Kevin Page a rappelé que son rôle ne consistait pas à conseiller le gouvernement sur ce qu'il devait faire, mais il a néanmoins affirmé qu'il devrait être transparent à propos de ses intentions pour équilibrer le budget ou vivre avec un déficit structurel.

"Le gouvernement doit décider quelle est la cible appropriée", a-t-il indiqué.

"S'il décide qu'il veut avoir un budget équilibré dans cinq ans, nous disons qu'ils devraient hausser les taux d'imposition, et réduire les dépenses. S'il décide qu'il peut vivre avec un déficit structurel, il peut gérer ça en partant de ce principe."

Selon M. Page, le déficit structurel serait de l'ordre d'un pour cent du produit intérieur brut, ce qui n'est "pas un gros problème" et reste bien inférieur à celui d'autres pays.

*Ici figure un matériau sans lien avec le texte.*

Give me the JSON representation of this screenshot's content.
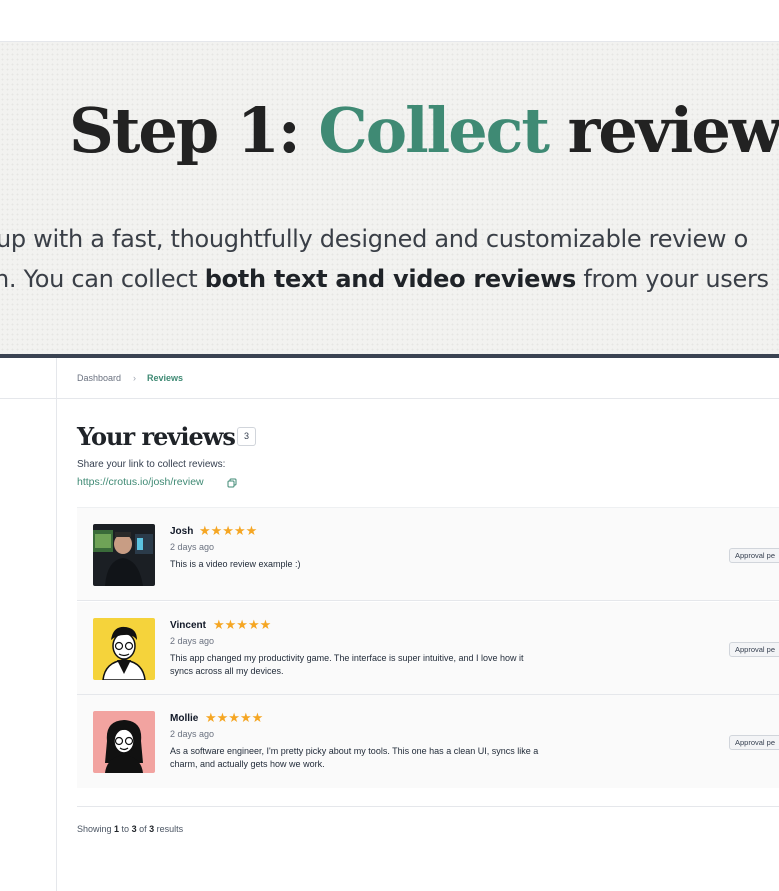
{
  "hero": {
    "title_prefix": "Step 1: ",
    "title_accent": "Collect",
    "title_suffix": " reviews",
    "line1": "up with a fast, thoughtfully designed and customizable review o",
    "line2_before": "n. You can collect ",
    "line2_bold": "both text and video reviews",
    "line2_after": " from your users",
    "accent_color": "#3f8a74"
  },
  "breadcrumb": {
    "items": [
      "Dashboard",
      "Reviews"
    ],
    "separator": "›"
  },
  "page": {
    "title": "Your reviews",
    "count": "3",
    "share_label": "Share your link to collect reviews:",
    "share_link": "https://crotus.io/josh/review"
  },
  "reviews": [
    {
      "name": "Josh",
      "rating": 5,
      "stars": "★★★★★",
      "date": "2 days ago",
      "text": "This is a video review example :)",
      "status": "Approval pe",
      "avatar": "video-thumbnail"
    },
    {
      "name": "Vincent",
      "rating": 5,
      "stars": "★★★★★",
      "date": "2 days ago",
      "text": "This app changed my productivity game. The interface is super intuitive, and I love how it syncs across all my devices.",
      "status": "Approval pe",
      "avatar": "illustrated-man-yellow"
    },
    {
      "name": "Mollie",
      "rating": 5,
      "stars": "★★★★★",
      "date": "2 days ago",
      "text": "As a software engineer, I'm pretty picky about my tools. This one has a clean UI, syncs like a charm, and actually gets how we work.",
      "status": "Approval pe",
      "avatar": "illustrated-woman-pink"
    }
  ],
  "pagination": {
    "prefix": "Showing ",
    "from": "1",
    "mid1": " to ",
    "to": "3",
    "mid2": " of ",
    "total": "3",
    "suffix": " results"
  },
  "colors": {
    "star": "#f5a623",
    "link": "#3f8a74",
    "app_border": "#3a4352"
  }
}
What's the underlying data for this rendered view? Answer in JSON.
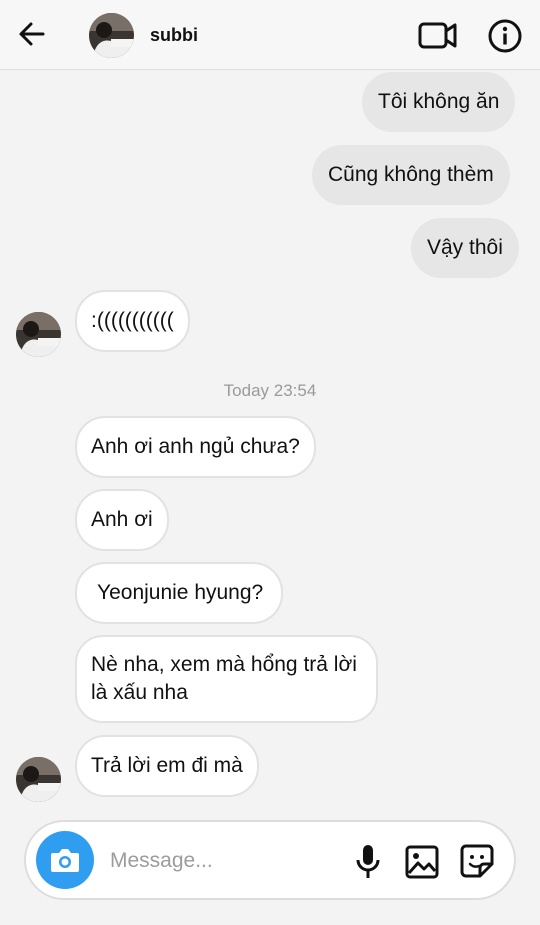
{
  "header": {
    "username": "subbi",
    "back_icon": "arrow-left-icon",
    "video_icon": "video-camera-icon",
    "info_icon": "info-icon"
  },
  "messages": [
    {
      "from": "me",
      "text": "Tôi không ăn"
    },
    {
      "from": "me",
      "text": "Cũng không thèm"
    },
    {
      "from": "me",
      "text": "Vậy thôi"
    },
    {
      "from": "them",
      "text": ":((((((((((("
    },
    {
      "from": "them",
      "text": "Anh ơi anh ngủ chưa?"
    },
    {
      "from": "them",
      "text": "Anh ơi"
    },
    {
      "from": "them",
      "text": "Yeonjunie hyung?"
    },
    {
      "from": "them",
      "text": "Nè nha, xem mà hổng trả lời là xấu nha"
    },
    {
      "from": "them",
      "text": "Trả lời em đi mà"
    }
  ],
  "timestamp": "Today 23:54",
  "composer": {
    "placeholder": "Message...",
    "camera_icon": "camera-icon",
    "mic_icon": "microphone-icon",
    "gallery_icon": "image-icon",
    "sticker_icon": "sticker-icon"
  },
  "colors": {
    "background": "#f3f3f3",
    "sent_bubble": "#e6e6e6",
    "received_bubble": "#ffffff",
    "camera_button": "#2f9ef0",
    "timestamp": "#9a9a9a"
  }
}
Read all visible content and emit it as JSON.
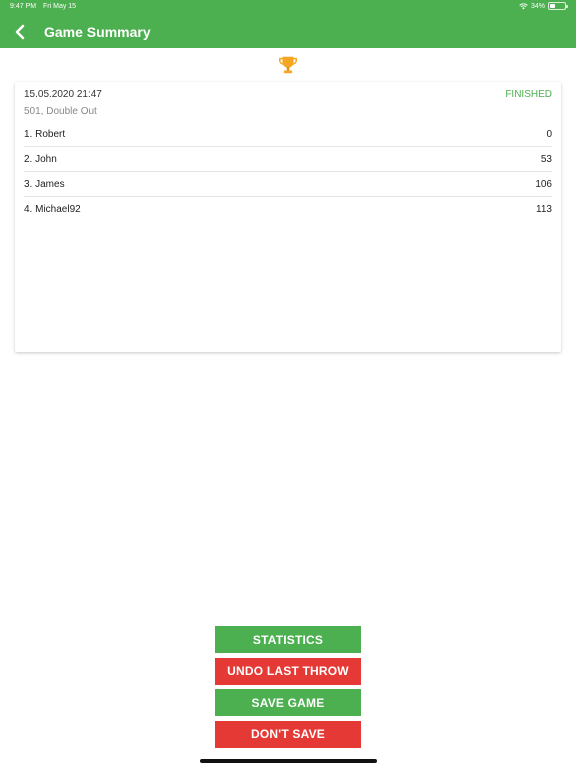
{
  "status_bar": {
    "time": "9:47 PM",
    "date": "Fri May 15",
    "battery": "34%"
  },
  "header": {
    "title": "Game Summary"
  },
  "game": {
    "datetime": "15.05.2020 21:47",
    "status": "FINISHED",
    "mode": "501, Double Out",
    "players": [
      {
        "name": "1. Robert",
        "score": "0"
      },
      {
        "name": "2. John",
        "score": "53"
      },
      {
        "name": "3. James",
        "score": "106"
      },
      {
        "name": "4. Michael92",
        "score": "113"
      }
    ]
  },
  "actions": {
    "statistics": "STATISTICS",
    "undo": "UNDO LAST THROW",
    "save": "SAVE GAME",
    "dont_save": "DON'T SAVE"
  },
  "colors": {
    "primary_green": "#4CAF50",
    "danger_red": "#E53935",
    "trophy_gold": "#F5A623"
  }
}
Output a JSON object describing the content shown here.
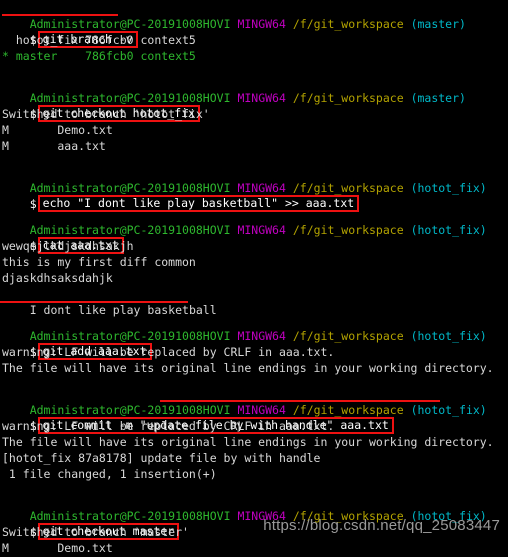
{
  "terminal": {
    "shell": "MINGW64",
    "user_host": "Administrator@PC-20191008HOVI",
    "cwd": "/f/git_workspace",
    "prompt_symbol": "$",
    "colors": {
      "background": "#000000",
      "user_host": "#2EB82E",
      "shell": "#C000C0",
      "path": "#B3A300",
      "branch": "#00B8C8",
      "output": "#D8D8D8",
      "annotation": "#EE1111",
      "watermark": "#9A9A9A"
    },
    "branches": {
      "master": "(master)",
      "hotot_fix": "(hotot_fix)"
    }
  },
  "blocks": [
    {
      "id": "block-git-branch-v",
      "branch": "(master)",
      "command": "git branch -v",
      "output": [
        "  hotot_fix 786fcb0 context5",
        "* master    786fcb0 context5"
      ]
    },
    {
      "id": "block-git-checkout-hotot-fix",
      "branch": "(master)",
      "command": "git checkout hotot_fix",
      "output": [
        "Switched to branch 'hotot_fix'",
        "M       Demo.txt",
        "M       aaa.txt"
      ]
    },
    {
      "id": "block-echo-append",
      "branch": "(hotot_fix)",
      "command": "echo \"I dont like play basketball\" >> aaa.txt",
      "output": []
    },
    {
      "id": "block-cat-aaa",
      "branch": "(hotot_fix)",
      "command": "cat aaa.txt",
      "output": [
        "wewqejlkdjskdhsakjh",
        "this is my first diff common",
        "djaskdhsaksdahjk",
        "I dont like play basketball"
      ]
    },
    {
      "id": "block-git-add",
      "branch": "(hotot_fix)",
      "command": "git add aaa.txt",
      "output": [
        "warning: LF will be replaced by CRLF in aaa.txt.",
        "The file will have its original line endings in your working directory."
      ]
    },
    {
      "id": "block-git-commit",
      "branch": "(hotot_fix)",
      "command": "git commit -m \"update file by with handle\" aaa.txt",
      "output": [
        "warning: LF will be replaced by CRLF in aaa.txt.",
        "The file will have its original line endings in your working directory.",
        "[hotot_fix 87a8178] update file by with handle",
        " 1 file changed, 1 insertion(+)"
      ]
    },
    {
      "id": "block-git-checkout-master",
      "branch": "(hotot_fix)",
      "command": "git checkout master",
      "output": [
        "Switched to branch 'master'",
        "M       Demo.txt"
      ]
    }
  ],
  "watermark": {
    "text": "https://blog.csdn.net/qq_25083447"
  }
}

Mais le Canada a vécu avec des déficits structurels dans les années 1970, 1980 et pendant une partie des années 1990, et cela est devenu un important problème pour le gouvernement et l'économie canadienne, a-t-il souligné.

"La question est de savoir ce qu'il arrivera lorsque nous arriverons au-delà des cinq ans, avec le vieillissement démographique", a noté M. Page. "Plus tôt nous entreprenons de régler le problème, plus il sera facile à régler."